I see maturity as having four parts. One, Know yourself, two is to face yourself, three is to Stand up for yourself and four is to take responsibility for yourself.

This is for United States culture. It is not universal.

However, this doesn’t mean they will accomplish anything out of life. To do this they need to know society, their current place in society, their life fulfilling goal, how to get to that goal, and be willing to fight for the place they want to go.

This might seem an easy part, but I can spot the majority of the population, including myself and say that we often lack these things or lack this kind of focus. Some of us learn to be financially responsible, even build up families and never face ourselves emotionally or stop to look around us.
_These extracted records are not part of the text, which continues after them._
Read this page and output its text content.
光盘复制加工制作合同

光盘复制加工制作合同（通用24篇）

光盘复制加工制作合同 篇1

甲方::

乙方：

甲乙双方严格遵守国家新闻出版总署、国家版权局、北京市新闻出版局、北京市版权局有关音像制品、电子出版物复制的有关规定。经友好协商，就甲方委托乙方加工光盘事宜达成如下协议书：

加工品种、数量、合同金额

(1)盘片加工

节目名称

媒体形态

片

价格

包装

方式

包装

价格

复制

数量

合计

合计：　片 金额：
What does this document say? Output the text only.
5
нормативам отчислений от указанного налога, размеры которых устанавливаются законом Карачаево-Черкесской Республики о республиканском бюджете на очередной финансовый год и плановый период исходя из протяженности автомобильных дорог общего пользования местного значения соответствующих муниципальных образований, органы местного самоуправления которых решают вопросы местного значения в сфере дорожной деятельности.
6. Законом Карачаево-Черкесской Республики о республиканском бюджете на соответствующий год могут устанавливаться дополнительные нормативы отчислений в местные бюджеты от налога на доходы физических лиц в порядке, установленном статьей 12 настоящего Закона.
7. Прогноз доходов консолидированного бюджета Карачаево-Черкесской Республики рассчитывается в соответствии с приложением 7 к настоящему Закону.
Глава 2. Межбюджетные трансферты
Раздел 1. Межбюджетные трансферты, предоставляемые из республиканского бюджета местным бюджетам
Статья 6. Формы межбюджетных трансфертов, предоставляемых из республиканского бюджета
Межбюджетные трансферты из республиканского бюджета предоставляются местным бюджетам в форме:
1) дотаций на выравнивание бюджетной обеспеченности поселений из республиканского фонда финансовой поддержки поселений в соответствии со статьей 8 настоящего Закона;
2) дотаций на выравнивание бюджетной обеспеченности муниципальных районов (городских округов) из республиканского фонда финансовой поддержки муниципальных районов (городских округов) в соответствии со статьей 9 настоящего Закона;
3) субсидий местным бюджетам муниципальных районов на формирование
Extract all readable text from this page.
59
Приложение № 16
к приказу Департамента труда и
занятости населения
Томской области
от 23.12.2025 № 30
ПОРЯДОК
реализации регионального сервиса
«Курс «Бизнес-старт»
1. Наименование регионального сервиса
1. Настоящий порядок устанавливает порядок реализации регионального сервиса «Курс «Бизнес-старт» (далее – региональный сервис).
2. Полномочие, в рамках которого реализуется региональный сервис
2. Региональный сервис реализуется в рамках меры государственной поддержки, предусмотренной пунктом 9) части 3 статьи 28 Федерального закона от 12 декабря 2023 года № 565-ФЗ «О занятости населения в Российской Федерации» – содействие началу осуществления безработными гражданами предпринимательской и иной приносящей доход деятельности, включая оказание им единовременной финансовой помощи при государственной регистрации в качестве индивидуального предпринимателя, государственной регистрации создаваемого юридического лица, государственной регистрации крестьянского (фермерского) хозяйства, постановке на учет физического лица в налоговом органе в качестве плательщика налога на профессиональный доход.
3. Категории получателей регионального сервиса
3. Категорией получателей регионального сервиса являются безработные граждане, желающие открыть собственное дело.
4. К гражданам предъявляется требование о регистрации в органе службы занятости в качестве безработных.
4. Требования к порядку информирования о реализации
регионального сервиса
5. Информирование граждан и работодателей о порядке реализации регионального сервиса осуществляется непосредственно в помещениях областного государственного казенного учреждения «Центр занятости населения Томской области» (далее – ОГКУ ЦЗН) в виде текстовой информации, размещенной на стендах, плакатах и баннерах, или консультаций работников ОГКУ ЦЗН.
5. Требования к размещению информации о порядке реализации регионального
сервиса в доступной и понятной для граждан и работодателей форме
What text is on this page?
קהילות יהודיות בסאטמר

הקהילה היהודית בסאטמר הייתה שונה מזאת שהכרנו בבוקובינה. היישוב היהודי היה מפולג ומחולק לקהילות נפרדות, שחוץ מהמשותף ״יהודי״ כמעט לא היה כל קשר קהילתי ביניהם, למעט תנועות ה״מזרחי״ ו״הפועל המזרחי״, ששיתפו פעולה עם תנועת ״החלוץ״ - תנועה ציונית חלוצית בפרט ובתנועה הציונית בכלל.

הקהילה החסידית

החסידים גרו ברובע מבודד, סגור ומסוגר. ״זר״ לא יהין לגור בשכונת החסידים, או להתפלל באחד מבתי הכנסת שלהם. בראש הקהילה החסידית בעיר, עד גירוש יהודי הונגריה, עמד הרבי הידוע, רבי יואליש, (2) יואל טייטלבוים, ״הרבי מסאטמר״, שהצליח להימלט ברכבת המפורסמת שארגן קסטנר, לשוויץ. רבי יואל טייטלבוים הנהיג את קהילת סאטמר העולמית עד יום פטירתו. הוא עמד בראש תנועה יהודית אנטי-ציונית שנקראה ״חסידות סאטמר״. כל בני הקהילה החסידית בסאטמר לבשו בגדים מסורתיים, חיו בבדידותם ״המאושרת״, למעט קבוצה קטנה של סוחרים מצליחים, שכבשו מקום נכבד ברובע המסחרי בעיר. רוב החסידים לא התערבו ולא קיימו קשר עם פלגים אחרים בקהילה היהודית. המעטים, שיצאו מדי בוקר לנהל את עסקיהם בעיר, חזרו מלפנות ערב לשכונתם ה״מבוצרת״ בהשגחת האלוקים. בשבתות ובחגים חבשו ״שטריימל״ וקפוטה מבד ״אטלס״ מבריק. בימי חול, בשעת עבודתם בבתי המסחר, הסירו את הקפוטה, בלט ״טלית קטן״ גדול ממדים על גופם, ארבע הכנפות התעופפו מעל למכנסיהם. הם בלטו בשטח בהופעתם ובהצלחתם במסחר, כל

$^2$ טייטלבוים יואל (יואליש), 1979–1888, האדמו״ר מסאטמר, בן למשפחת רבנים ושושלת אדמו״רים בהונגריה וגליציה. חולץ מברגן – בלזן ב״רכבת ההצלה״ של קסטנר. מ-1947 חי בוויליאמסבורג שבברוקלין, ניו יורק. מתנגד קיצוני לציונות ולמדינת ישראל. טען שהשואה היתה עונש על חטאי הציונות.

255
I work hard on taking responsibility and standing up for myself. Sometimes I’m not sure when to take action. I will admit that I don’t take physical responsibility of my surroundings that well. I take intellectual and emotional responsibility, yes, but I sometimes ignore the physical world as a result.

Sometimes we all just go through life completely lost and never accomplish what we need.

However, I feel I was forced to work through being mature a lot faster because if I wanted to meet Appa, then I realized from a young age that I had to know who I was and accept that part of myself. This took a good twenty years of constant work once I realized this. I felt that I had to do it faster than anyone else, which I think, sometimes alienated me from my peers.

I learned that I sucked at standing up for myself after having two bad boyfriends. After I had trouble standing up for myself and not finding the right ways of doing it in culturally appropriate ways.

Maybe adoption has given me direction and purpose to my life in its own twisted way. because I knew I was lost because of adoption, I felt that I needed to fix it and fill the gap just like my loss of culture. I needed to grow up mature. I needed to fulfill the promises I made to myself as a little girl and I fought with everything I had to get there.

I don’t think being mature means being perfect. I think it means the child we ere without filters or understanding on how to deal with the world, the one that had goals all along, is given direction on how to approach and do that properly, face people and situations within the cultural standards of society. That doesn’t mean a one hundred percent mature person by my definitions would be always likable. They can conduct themselves in an appropriate manner and still manage to insult someone or something they don’t like.

I don’t think either that a person stops maturing. I think people mature as they learn and grow more and more like themselves. That is part of maturing… becoming more like the person you really are without fear, deep-seated anger, and defining yourself by those emotions. You stop maturing when you are dead, or by Buddhist, Hindu and other reincarnation belief systems until you reach or we all reach a place like Nirvana. Forever making mistakes and coming back to try to correct them.

I think through adoption and forcing that maturity on myself, even as I mess it up at times and get lost, I have learned to grow beyond what I thought were my borders and limitations and see a greater world that’s far more beautiful that I originally thought. Maturity may be filters to understand the world, but understanding the world more and more only makes it more beautiful to me than ugly and that’s a gift I’d be willing to work a lifetime for.